Monday, April 4, 2016

Loss

On March 27th, Easter Sunday, a dear family member passed away. He left behind so many people who love him, including a wife and young children. I have lost family members before, but I was either so young or so distant from the situation that although it hurt, it did not seem devastating. As a young girl, I remember thinking I would never stop crying over my grandfather's passing, that I would live my life dedicated to his memory as everybody else slowly forgot and returned to normal life.
I do not think this now, obviously.
My cousin is a distant family member that I never had the opportunity to know well, but I was still able to realize the impact of this. I was able to realize what death means to those left behind. To my father, who lost his best friend. To his wife and his children, left alone. To his sisters, his cousins, his aunts, his father, his friends.
Nobody can say that it's fair for this man to pass.
But ultimately, it's not up to us to decide who stays and who goes.
I'm not going to write a bunch of comforting statements.
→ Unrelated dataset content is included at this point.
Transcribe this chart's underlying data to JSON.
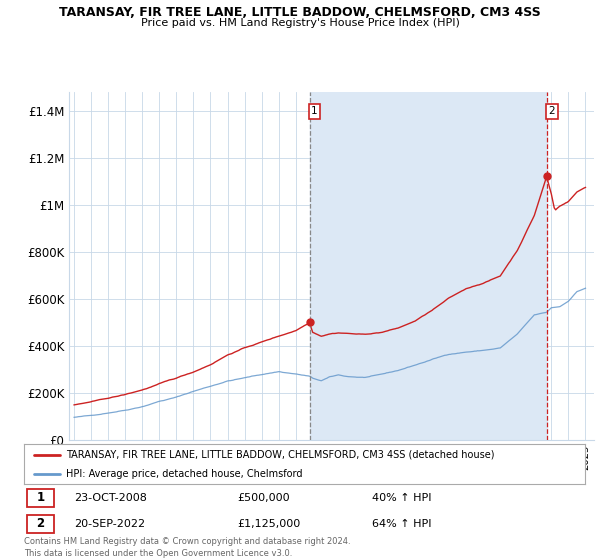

When I see things like "Heaven needed another angel" my first instinct is to call it out as crap.These may be legitimate statements and I do think provide some comfort to some people, but I don't want to trivialize what death means to those of us left desolate behind.
Instead, I am suggesting that we learn to make loss a powerful spiritual experience. Whatever spiritual means to you. To me this experience has meant learning to surrender my own will to the almighty. It means learning that sometimes things happen that are unjust and unfair in our lenses but perfect in an eternal lens.